There are also a number of notable World War II commanders who never made it to the front. Then-Capt. Dwight D. Eisenhower didn’t get farther than Camp Colt in Pennsylvania, where he ran a mobilization depot. Then-Capt. Omar Bradley spent a good bit of the war battling strikebreakers at the Anaconda Copper Mine in Montana. Still, these men were mentored by World War I veterans. Eisenhower worked for Maj. Gen. Fox Conner and MacArthur. Bradley served after the war under Marshall.
But the significance of World War I for the Army was more than just assembling the future ranks of Marshall lieutenants and MacArthur men. The war was a laboratory for thinking about war. Commanding at the Infantry School after the war, Marshall directed and edited the influential text Infantry in Battle.
The war also taught the future leaders of the next war important lessons in mobilization; dealing with industry; and raising, training and leading an Army of citizen-soldiers. The U.S. military occupation of the Rhineland after the war even served as a model for the military organizing for the postwar occupations after World War II.

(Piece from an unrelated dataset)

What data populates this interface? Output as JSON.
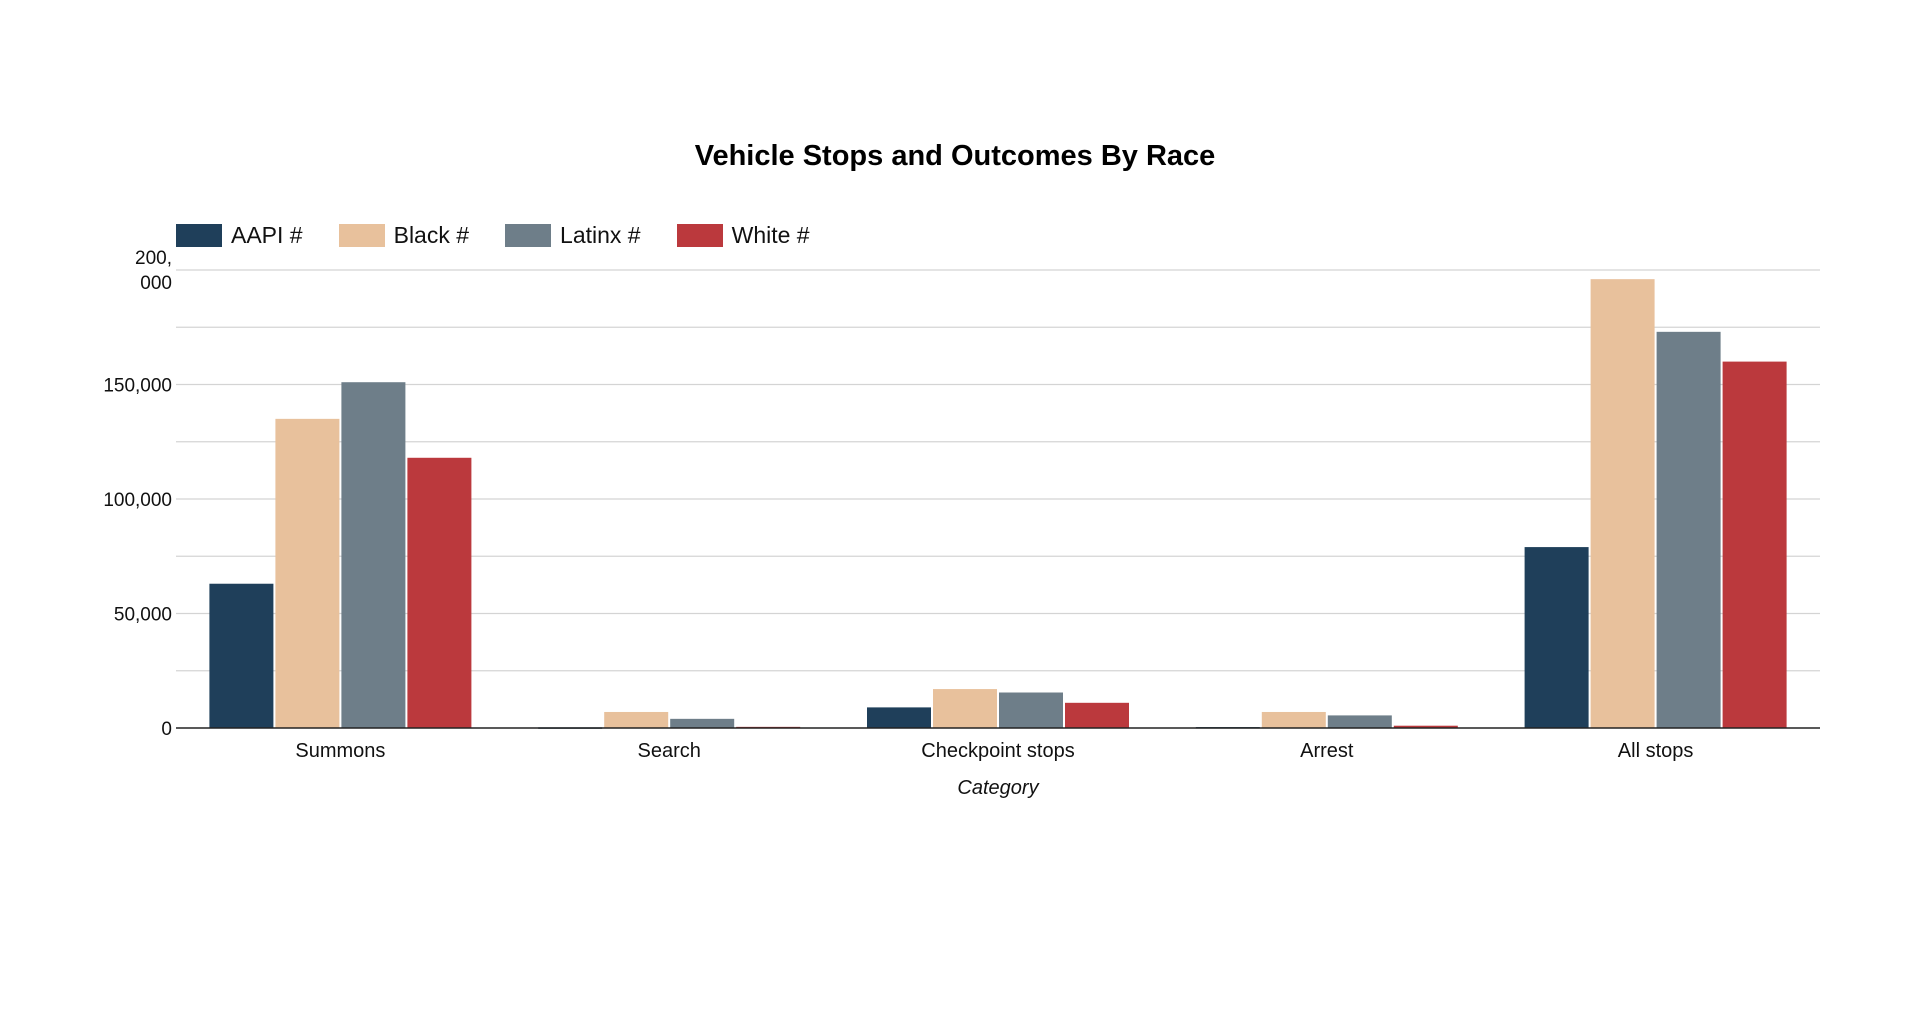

If America had not been forced to put a few million in uniform in 1917, it is interesting to speculate whether we could have marshaled, trained, equipped and commanded 12 million in 1944. This raises questions: What kind of leaders has the last decade of war produced? What kind of strategic leaders will they be in the future? While readers wait for that book, they can leaf through Forty-Seven Days and be introduced to a remarkable story about how America became a land power—in 47 days.
Lt. Col. James Jay Carafano, USA Ret., a 25-year Army veteran, is a Heritage Foundation vice president in charge of the think tank’s policy research in defense and foreign affairs.